1 Overview

Near-repeat victimisation (NRV) is a phenomenon whereby the proximity to a recently victimised person or property item increases the risk of victimisation of spatially near or similar targets. An example might be the house next door to or several doors from a previously burgled property being targeted soon after. This heightened risk is often identified to be near in space-time, and therefore also decays with space-time.

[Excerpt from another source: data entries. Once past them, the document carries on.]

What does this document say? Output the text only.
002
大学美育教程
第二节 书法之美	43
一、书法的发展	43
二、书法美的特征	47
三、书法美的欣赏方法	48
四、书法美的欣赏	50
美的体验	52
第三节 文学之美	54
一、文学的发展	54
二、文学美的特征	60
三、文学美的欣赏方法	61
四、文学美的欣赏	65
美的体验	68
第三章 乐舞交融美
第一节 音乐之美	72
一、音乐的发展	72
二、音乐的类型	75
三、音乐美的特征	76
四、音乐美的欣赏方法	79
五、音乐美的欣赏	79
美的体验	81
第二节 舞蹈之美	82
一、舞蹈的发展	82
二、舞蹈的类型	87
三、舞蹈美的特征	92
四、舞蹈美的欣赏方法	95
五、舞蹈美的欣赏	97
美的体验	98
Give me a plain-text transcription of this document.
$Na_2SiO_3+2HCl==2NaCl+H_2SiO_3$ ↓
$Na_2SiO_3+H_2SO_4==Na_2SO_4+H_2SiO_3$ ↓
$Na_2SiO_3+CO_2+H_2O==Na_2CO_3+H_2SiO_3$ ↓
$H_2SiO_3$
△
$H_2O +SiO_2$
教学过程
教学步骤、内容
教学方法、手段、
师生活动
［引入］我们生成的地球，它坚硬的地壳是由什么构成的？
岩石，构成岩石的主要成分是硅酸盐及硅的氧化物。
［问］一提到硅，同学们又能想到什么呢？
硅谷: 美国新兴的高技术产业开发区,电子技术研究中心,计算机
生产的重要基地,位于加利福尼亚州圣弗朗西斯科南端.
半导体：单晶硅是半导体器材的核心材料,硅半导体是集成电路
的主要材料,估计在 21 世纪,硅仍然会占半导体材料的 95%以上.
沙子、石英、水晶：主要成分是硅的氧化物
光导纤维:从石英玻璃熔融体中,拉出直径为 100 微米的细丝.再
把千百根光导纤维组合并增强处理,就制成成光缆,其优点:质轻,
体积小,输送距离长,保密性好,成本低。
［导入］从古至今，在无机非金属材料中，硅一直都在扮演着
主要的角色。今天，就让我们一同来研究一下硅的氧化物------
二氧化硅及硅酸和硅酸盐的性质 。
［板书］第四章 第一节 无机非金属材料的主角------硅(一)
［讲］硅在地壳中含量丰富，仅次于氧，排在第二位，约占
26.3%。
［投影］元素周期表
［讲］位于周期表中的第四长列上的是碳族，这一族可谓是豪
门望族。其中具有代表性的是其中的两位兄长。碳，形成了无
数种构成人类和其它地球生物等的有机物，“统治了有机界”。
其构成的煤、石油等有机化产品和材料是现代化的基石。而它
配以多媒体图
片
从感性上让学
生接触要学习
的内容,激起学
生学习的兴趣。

NRV is explained by two theories, boost account and optimal forager,

  • Boost account suggests that future victimisation is boosted by the initial event - the offender was successful and got away, so why not try it again? Their previous success and knowledge gained can be applied to similar targets they are familiar with nearby. A typical example is uniform housing styles and layouts (high homogeneity in residential developments make it easier to identify suitable targets)
  • Optimal foraging theory considers the offender as the optimal forager, likening them to foraging animals. “As a forager, an animal makes a trade-off between the energy value of the food that is immediately available and the effort that will be expended in reaching a better food source. The better food has to be good enough to offset the energy required to travel and attain it. The quality of food in over-grazed areas diminishes until it re-grows. This is akin to a repeatedly burgled property, where the value of the items taken from this property declines until these items have been replaced. Once an area has been grazed out (i.e. skimmed of the best theft opportunities), the forager moves on.” see JDI Briefs: Predictive mapping

Whilst much of the literature on NRV considers household burglary, its application has been used across a broad range of problems including sex crimes, armed robberies, shootings, street robbery and vehicle crime.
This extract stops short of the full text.